The Company shall have no other or further liability in respect of the Goods or any defects therein and all conditions and warranties whether express or implied by law as to the quality of the Goods or their fitness for a particular purpose or otherwise are expressly excluded insofar as any statute provides to the contrary.
Except insofar as any statute provides to the contrary the Company shall have no liability for any information or advice given in connection with the supply or use of the Goods.
The Company shall not be responsible for any injury damage or loss caused directly or indirectly by the Goods whether as a result of their operation or use or otherwise and whether as a result of any defect therein or otherwise and the Buyer shall indemnify the Company from any claims arising from and such injury, damage or loss suffered by any third party.

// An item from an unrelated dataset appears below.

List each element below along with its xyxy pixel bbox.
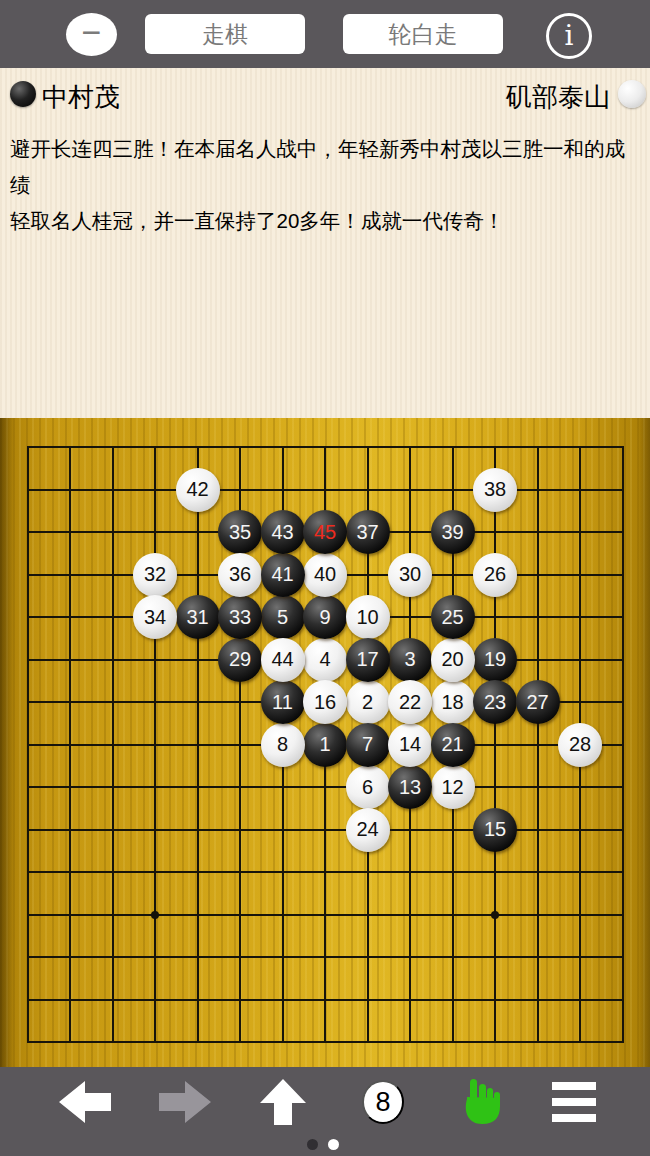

The Buyer agrees that it is best to estimate the extent and nature of the insurance cover suitable for its business and property from time to time and can effect at more economic rates than the Company such appropriate insurance cover (including cover against losses, damage, costs, claims and expenses referred to in Condition 7) and the Buyer therefore acknowledges that it is reasonable fro the Company to sell the Goods and their purchase price on the basis of the exclusions and limitations of liability and the indemnity set out in these Conditions. The buyer agrees that it will be responsible for effecting insurance cover as above Mentioned as may be appropriate to its business and property including (but not limited to) any required insurance cover in respect of any loss or damage of whatsoever caused whether by reason of the negligence of the Company or otherwise to premises, plant or other physical property and the Company shall have no liability in respect of any such loss or damage.
9) Force Majeure
The Company will not be liable for any loss or consequential liability or Damage sustained by the Buyer by reason of act of God, War, Riot, Fire, Strike, Lock-out, Governmental control or regulation, abnormal weather conditions, accident, breakdown or any other circumstances beyond the Company's control.
10) Confidential Information
The Buyer shall treat all procedures, instructions, documents and other information of any kind whatsoever supplied by the Company to the buyer as strictly confidential (except to the extent that any such information is available in the public domain) And shall not without the prior written consent of the Company disclose or part with possession of any such documents or information or extracts there from or copies thereof or use any such documents or information otherwise than in connection with the Goods to which they relate.
The rights of the Company shall not be prejudiced or restricted by any indulgence or forbearance extended to the Buyer and no waiver of any breach shall operate as a waiver of any subsequent breach.
All specifications and particulars supplied by the Company are approximate only unless otherwise stated and the Company reserves the right to make incidental alternations and modifications without giving notice to the Buyer.
13) Cancellation of Orders
No cancellation or amendment to the Agreement for Sale shall be binding on the Company unless agreed in writing by a person duly authorised on its behalf and on the strict condition that all and any costs and expenses incurred by the Company up to the time of the cancellation or arising out of the amendment and all loss of profits and other loss and damage resulting to the Company by reason of such cancellation or amendment will be reimbursed by the Buyer to the Company forthwith.
14) Legal Construction
The formation, construction and performance of the Agreement for Sale shall be governed by English Law.